Search code examples
pythonparsingabstract-syntax-treemultilinequoting

Using python ast parser to process multi line strings


When using the python AST parser module in combination with scripts containing multi line strings, these multi line strings are always reduced to single line quoted strings. Example:

import ast

script = "text='''Line1\nLine2'''"

code = ast.parse (script, mode='exec')
print (ast.unparse (code))

node = code.body[0].value
print (node.lineno, node.end_lineno)

The output is:

> text = 'Line1\nLine2'
> 1 2

So in spite of being a multi line string before parsing, the text is reduced to a single line quoted string when unparsed. This makes script transformation difficult, because the multi lines are getting lost when unparsing a transformed AST graph.

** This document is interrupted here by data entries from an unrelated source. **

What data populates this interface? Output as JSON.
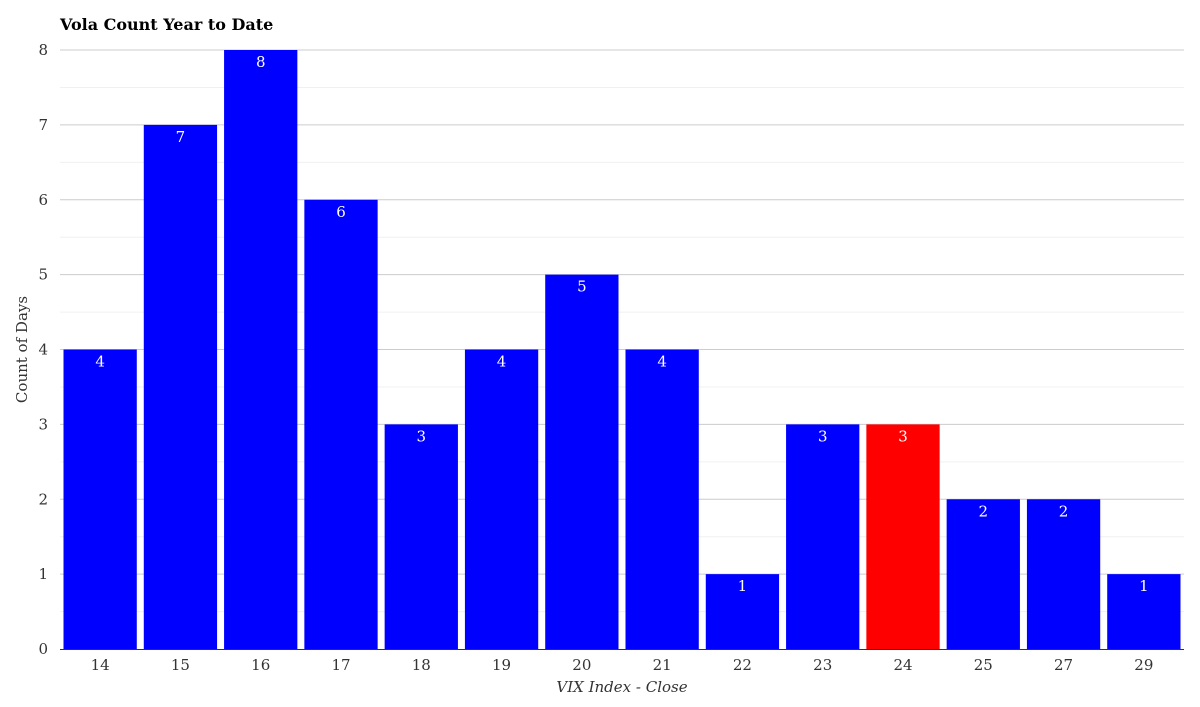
{
  "chart_data": {
    "type": "bar",
    "title": "Vola Count Year to Date",
    "xlabel": "VIX Index - Close",
    "ylabel": "Count of Days",
    "categories": [
      "14",
      "15",
      "16",
      "17",
      "18",
      "19",
      "20",
      "21",
      "22",
      "23",
      "24",
      "25",
      "27",
      "29"
    ],
    "values": [
      4,
      7,
      8,
      6,
      3,
      4,
      5,
      4,
      1,
      3,
      3,
      2,
      2,
      1
    ],
    "ylim": [
      0,
      8
    ],
    "yticks": [
      0,
      1,
      2,
      3,
      4,
      5,
      6,
      7,
      8
    ],
    "highlight_index": 10,
    "bar_color": "#0000ff",
    "highlight_color": "#ff0000",
    "grid": true,
    "legend": "none"
  }
}
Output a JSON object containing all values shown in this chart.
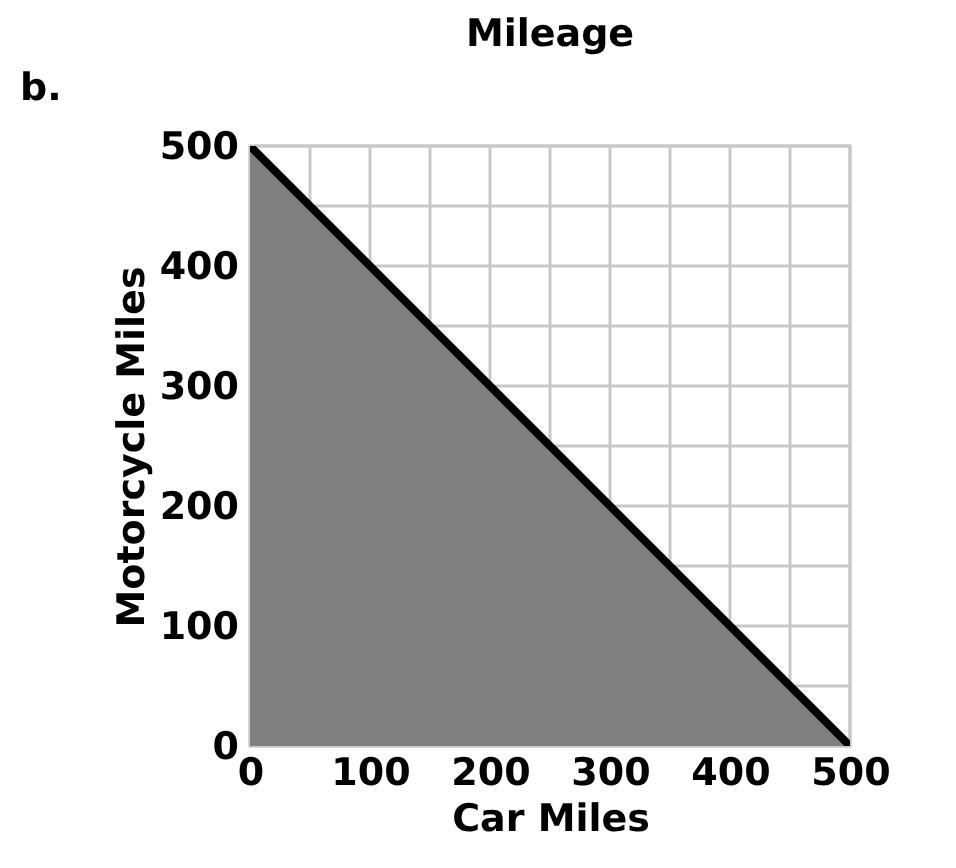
{
  "chart_data": {
    "type": "area",
    "title": "Mileage",
    "xlabel": "Car Miles",
    "ylabel": "Motorcycle Miles",
    "annotations": [
      "b."
    ],
    "series": [
      {
        "color": "#808080",
        "x": [
          0,
          500
        ],
        "values": [
          500,
          0
        ]
      }
    ],
    "xlim": [
      0,
      500
    ],
    "ylim": [
      0,
      500
    ],
    "xticks": [
      0,
      {
        "value": 50,
        "label": null
      },
      100,
      {
        "value": 150,
        "label": null
      },
      200,
      {
        "value": 250,
        "label": null
      },
      300,
      {
        "value": 350,
        "label": null
      },
      400,
      {
        "value": 450,
        "label": null
      },
      500
    ],
    "yticks": [
      0,
      {
        "value": 50,
        "label": null
      },
      100,
      {
        "value": 150,
        "label": null
      },
      200,
      {
        "value": 250,
        "label": null
      },
      300,
      {
        "value": 350,
        "label": null
      },
      400,
      {
        "value": 450,
        "label": null
      },
      500
    ],
    "grid": true,
    "line_style": "solid"
  }
}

Is there a way to parse/unparse scripts with multi line strings correctly with AST ?

Thank you in advance.


Solution

  • An examination of ast.unparse's underlying source reveals that the writer for the visit_Constant method, _write_constant, will produce the string repr unless the backslashing process is specifically avoided:

    class _Unparse:
       ...
       def _write_constant(self, value):
          if isinstance(value, (float, complex)):
              ...
          elif self._avoid_backslashes and isinstance(value, str):
              self._write_str_avoiding_backslashes(value)
          else:
              self.write(repr(value))
    

    By default, _avoid_backslashes is set to False, however, multiline string formatting can be properly performed by overriding visit_Constant and specifically calling _write_str_avoiding_backslashes if the string node is multiline:

    import ast
    class Unparser(ast._Unparser):
       def visit_Constant(self, node):
          if isinstance(node.value, str) and node.lineno < node.end_lineno:
             super()._write_str_avoiding_backslashes(node.value)
             return
          return super().visit_Constant(node)
    
    def _unparse(ast_node):
       u = Unparser()
       return u.visit(ast_node)
    
    script = "text='''Line1\nLine2'''"
    print(_unparse(ast.parse(script)))
    

    Output:

    text = """Line1
    Line2"""